Boston Loses One of Their Finest
Boston has lost its first officer to COVID 19. Fifty-three-year-old Boston Police Officer Jose Fontanez lost the battle with coronavirus on April 14, 2020. He had served with the Boston Police Department for 29 years. He had received many commendations during his career.
Fontanez began his career with the department in 1991. In 1996 he started patrolling in District 13, the Jamaica Plains. Boston Mayor Marty Walsh made this point. “…that’s nearly a quarter of a century serving one community. He was a decorated officer.”
Hospitalized since April 3, but after 11 days, he lost his battle with the virus. His son, Keaton Fontanez, said it had been difficult to watch his father’s condition deteriorate from Florida.
"He was a great father; he really cared about his children," Keaton Fontanez said. "I think it's just kind of crazy how quickly this all happened because, like a month ago, he was fine, he was perfect."
COVID19 Causing Havoc with Law Enforcement
Due to social distancing regulations in most communities, many departments are getting calls for officers when there are gatherings of more than ten people. Officers, rightly so, are concerned with their safety and the risk of bringing the virus home to their families. Family, friends, as well as the general public, have sounded the alarm for officers and other first responders’ safety.
Departments across the country have enacted procedures for officers to complete a daily health check. Officers are also wearing protective gear when on patrol. There is some problem with having enough personal protective equipment available and understanding the details of disinfecting police equipment. It is a new addition of dangers while on the job as if policing were not dangerous enough already.

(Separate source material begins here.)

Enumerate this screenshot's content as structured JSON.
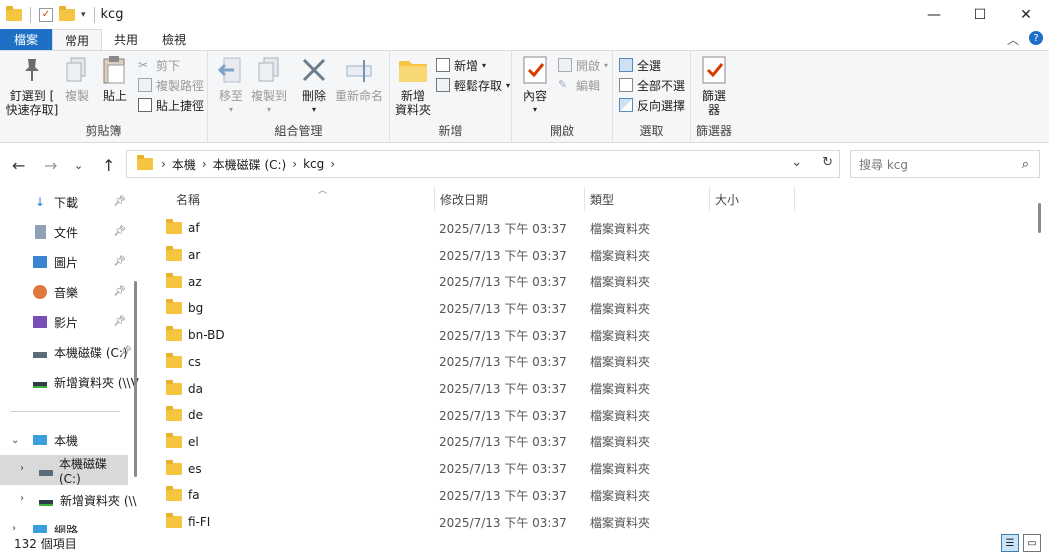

Massachusetts Governor Charlie Baker praised those in law enforcement for continuing to hold the line during this tragic health crisis. "They do it because it's just their job, but they also do it because they chose this to be the way they define the purpose for themselves."
“They open doors every day where they have no idea what’s going to be on the other side,” he said. "The complexity for them associated with the presence of a virus like COVID-19 just amps up in a significant way almost everything associated with the work that they do.”
Boston Police Department
The Boston Police Department holds the honor of being the oldest police force in the United States, dating back to 1838. It is also the largest police force in the New England area and the 20th largest force in the U.S. Before its official establishment as a Day Police in 1838, law enforcement in Boston dates back to 1635 with the establishment of the first night watch. By 1703, pay began for night watchmen at the rate of 35 shillings a month. The Day Police had no connection with the previous night watch, but was newly organized by the city marshal and began with six appointed officers.
As part of regular duties, Officer Jose Fontanez would walk for a minimum of 45 minutes per day in his patrol area as part of the 'Walk & Talk' strategy. It is a form of community policing that was brought back into effect in the 1990s. Other initiatives have also been considered a success with the community policing practices such as the 'Same Cop Same Neighborhood' and 'Safe Street Beat Teams.'
District E-13, where Fontanez was assigned, was the Jamaica Plain area of Boston. This patrol area serves approximately 38,000 Boston residents. Overall, the Boston Police Department has nearly 2,015 officers and 808 civilian personnel. They are responsible for the Boston Metropolitan Area, which includes roughly 618,000 residents. The department also requires all officers hired after 1995 to live within Boston city limits.
Officer’s Family Left to Grieve
Officer Jose Fontanez is survived by his wife, four children, one grandchild, and siblings. His fellow officers stated he was devoted to his family. Boston Police Commissioner William Gross spoke highly of Officer Fontanez and his service to the community. "Let me tell you folks; this was a great man, loved this city, of course, loved his family, and loved his family of blue and served them well…He fought a valiant and courageous fight against COVID-19. I'd like to thank the nurses and doctors at the Boston Medical Center for taking care of our brother. And I'd like to thank all of the first responders, our health care providers, workers, that each and every day are helping us to fight this horrendous virus."
The entire city of Boston came together in respect of the procession for Officer Fontanez. Governor Charlie Baker respectfully added this comment about the loss to his family and the city. "My heart, and I think everybody's heart, goes out to him and his family and especially to his brothers and sisters in uniform."